Debido a la profundidad de algunos temas que se tocaron, y porque el debate en que está sumida la Argentina merece trascender los diferentes espacios sociales, me permito traer a consideración algunas reflexiones –ya sea para compartir o disentir– que planteó el historiador Rubén Correa. No pude estar en las intervenciones de Daniel Ávalos y Héctor Alí, los otros integrantes de la mesa.

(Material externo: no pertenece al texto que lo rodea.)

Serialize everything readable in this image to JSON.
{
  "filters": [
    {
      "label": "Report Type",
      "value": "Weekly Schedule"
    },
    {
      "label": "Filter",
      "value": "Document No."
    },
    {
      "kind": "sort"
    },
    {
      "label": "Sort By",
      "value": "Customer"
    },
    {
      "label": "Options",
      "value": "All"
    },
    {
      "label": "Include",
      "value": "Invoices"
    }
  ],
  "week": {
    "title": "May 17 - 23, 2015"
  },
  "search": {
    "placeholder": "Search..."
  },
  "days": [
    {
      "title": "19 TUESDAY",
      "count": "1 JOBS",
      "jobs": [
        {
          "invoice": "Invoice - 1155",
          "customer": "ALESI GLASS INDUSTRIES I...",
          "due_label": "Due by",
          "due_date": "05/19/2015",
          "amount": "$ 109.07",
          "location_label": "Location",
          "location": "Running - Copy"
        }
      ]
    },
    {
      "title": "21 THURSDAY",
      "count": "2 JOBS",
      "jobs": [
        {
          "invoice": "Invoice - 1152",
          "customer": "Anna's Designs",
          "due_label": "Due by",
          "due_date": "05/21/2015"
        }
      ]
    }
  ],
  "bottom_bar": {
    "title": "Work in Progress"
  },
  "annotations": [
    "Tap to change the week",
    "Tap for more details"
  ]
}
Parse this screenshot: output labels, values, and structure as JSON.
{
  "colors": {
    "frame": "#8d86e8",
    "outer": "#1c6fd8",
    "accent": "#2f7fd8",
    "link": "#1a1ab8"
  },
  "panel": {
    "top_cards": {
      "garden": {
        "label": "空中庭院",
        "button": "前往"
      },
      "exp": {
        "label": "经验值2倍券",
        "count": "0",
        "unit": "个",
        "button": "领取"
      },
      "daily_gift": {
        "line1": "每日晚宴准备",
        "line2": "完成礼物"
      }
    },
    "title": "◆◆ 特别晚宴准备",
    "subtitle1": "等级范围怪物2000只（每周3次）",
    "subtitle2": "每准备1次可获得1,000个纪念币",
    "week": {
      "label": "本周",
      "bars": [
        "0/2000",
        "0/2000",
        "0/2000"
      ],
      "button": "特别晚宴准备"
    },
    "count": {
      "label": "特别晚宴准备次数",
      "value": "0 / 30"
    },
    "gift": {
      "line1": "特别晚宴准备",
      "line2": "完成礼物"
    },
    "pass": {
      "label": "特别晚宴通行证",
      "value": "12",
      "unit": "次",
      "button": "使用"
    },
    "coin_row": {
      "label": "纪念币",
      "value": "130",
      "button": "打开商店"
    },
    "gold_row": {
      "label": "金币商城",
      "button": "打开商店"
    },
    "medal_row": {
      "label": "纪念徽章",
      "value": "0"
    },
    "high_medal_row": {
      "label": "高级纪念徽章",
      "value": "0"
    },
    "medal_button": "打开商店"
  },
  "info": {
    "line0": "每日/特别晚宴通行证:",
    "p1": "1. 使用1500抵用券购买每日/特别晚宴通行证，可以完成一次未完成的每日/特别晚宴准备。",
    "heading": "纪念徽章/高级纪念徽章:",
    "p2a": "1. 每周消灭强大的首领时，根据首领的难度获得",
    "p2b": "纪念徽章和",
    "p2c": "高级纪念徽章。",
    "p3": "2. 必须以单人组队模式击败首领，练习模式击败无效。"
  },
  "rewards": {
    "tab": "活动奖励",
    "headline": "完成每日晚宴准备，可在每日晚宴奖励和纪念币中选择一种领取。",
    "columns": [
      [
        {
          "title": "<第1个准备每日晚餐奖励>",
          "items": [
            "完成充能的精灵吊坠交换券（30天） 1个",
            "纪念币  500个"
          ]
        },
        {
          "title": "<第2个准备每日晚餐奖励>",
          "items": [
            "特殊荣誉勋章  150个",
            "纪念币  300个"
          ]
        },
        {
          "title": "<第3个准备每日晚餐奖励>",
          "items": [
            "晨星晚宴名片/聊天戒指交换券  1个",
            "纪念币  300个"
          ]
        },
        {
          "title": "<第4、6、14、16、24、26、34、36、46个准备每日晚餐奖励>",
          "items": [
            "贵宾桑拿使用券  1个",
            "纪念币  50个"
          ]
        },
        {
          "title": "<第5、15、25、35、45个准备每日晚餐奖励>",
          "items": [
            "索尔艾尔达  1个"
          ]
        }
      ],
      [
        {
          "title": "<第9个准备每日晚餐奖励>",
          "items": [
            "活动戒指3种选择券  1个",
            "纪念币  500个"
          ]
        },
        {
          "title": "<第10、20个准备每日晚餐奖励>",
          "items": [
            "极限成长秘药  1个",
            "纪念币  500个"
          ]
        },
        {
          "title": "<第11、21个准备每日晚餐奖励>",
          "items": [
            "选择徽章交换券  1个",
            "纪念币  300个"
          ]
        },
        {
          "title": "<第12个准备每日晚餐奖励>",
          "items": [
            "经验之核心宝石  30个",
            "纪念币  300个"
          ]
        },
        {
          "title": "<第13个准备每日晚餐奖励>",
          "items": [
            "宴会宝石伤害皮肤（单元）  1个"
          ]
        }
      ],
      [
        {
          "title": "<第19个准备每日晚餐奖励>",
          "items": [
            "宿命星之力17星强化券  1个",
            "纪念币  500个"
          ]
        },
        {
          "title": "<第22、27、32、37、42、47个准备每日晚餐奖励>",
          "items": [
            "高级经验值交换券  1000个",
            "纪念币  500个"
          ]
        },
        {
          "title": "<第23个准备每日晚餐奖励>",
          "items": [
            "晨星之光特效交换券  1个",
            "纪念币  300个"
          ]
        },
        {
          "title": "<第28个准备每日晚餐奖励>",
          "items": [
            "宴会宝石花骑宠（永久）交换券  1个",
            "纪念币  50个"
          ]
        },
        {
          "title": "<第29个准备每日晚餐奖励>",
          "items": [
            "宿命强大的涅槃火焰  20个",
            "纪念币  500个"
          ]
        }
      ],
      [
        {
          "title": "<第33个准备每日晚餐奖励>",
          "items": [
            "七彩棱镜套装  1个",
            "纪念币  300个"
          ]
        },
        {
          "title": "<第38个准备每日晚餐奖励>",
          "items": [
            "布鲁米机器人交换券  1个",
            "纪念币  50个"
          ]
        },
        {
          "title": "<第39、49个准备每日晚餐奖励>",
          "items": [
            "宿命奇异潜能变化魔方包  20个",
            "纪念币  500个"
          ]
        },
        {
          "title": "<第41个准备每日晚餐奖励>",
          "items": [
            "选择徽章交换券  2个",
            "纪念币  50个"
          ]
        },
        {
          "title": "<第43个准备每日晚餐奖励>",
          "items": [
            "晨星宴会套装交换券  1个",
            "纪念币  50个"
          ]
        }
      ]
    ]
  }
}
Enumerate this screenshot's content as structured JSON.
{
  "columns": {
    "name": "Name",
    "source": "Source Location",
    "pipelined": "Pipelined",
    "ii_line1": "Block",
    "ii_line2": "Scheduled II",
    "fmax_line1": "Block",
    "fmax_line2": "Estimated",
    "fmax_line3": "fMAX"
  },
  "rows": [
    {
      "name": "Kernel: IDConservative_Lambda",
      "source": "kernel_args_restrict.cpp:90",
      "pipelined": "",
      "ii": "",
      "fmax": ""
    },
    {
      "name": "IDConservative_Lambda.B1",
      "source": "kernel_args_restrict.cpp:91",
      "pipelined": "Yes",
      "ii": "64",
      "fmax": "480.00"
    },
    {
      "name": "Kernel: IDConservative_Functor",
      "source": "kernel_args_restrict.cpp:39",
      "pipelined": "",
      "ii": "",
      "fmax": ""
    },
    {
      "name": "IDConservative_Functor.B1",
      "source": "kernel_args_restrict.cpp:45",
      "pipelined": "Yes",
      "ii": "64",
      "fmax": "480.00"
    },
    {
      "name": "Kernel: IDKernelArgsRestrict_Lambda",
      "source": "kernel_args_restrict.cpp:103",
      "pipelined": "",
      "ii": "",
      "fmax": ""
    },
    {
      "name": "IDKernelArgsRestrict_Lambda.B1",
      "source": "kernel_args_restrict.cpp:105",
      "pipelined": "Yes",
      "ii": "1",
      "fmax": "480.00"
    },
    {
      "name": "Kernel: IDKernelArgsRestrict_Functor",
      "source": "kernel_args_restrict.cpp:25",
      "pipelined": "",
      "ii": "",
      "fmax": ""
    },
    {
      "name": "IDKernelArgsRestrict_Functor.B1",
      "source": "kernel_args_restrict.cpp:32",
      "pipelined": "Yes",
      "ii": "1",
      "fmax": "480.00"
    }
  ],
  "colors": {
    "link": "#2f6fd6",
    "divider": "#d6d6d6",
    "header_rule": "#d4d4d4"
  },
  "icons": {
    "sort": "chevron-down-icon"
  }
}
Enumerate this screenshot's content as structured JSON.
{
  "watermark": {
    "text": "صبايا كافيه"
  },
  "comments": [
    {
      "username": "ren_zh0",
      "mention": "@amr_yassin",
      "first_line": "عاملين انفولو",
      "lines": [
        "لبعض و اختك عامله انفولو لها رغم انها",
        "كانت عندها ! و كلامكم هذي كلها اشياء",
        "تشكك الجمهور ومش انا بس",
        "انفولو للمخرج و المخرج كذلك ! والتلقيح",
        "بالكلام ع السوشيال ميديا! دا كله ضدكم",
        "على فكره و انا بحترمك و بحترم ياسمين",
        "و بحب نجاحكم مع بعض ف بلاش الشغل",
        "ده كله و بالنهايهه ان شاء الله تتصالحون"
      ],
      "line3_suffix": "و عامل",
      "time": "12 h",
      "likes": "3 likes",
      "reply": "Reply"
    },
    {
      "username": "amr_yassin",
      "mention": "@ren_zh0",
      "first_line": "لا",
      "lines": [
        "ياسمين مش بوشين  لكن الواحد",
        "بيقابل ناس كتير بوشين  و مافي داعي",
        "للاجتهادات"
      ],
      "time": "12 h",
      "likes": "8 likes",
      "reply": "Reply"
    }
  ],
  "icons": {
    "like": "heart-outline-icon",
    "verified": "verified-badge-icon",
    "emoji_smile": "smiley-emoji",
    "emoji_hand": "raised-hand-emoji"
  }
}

La intervención del historiador salteño Rubén Correa alumbró con agudeza crítica muchas zonas de las tensiones sociales que están en juego hoy, como el papel de los intelectuales y de los medios de comunicación en la práctica política y social. Sin embargo, en su ánimo de anunciar “malas noticias” para intelectuales, sociólogos y comunicadores sociales, Correa desestimó un aspecto: que el análisis de la realidad a través de la pasión y de un rígido posicionamiento político también es “una mala noticia”.
Recortes de la realidad
No le faltó razón a Correa al exigir que los “intelectuales deben cerrar la brecha entre lo que se dice y lo que se hace”; mucho menos al hablar de los “intelectuales teñidos de modas”, esos que recortan la realidad según los marcos teóricos de un autor de moda casi siempre europeo: Foucault, Bordieu, Marx, etc.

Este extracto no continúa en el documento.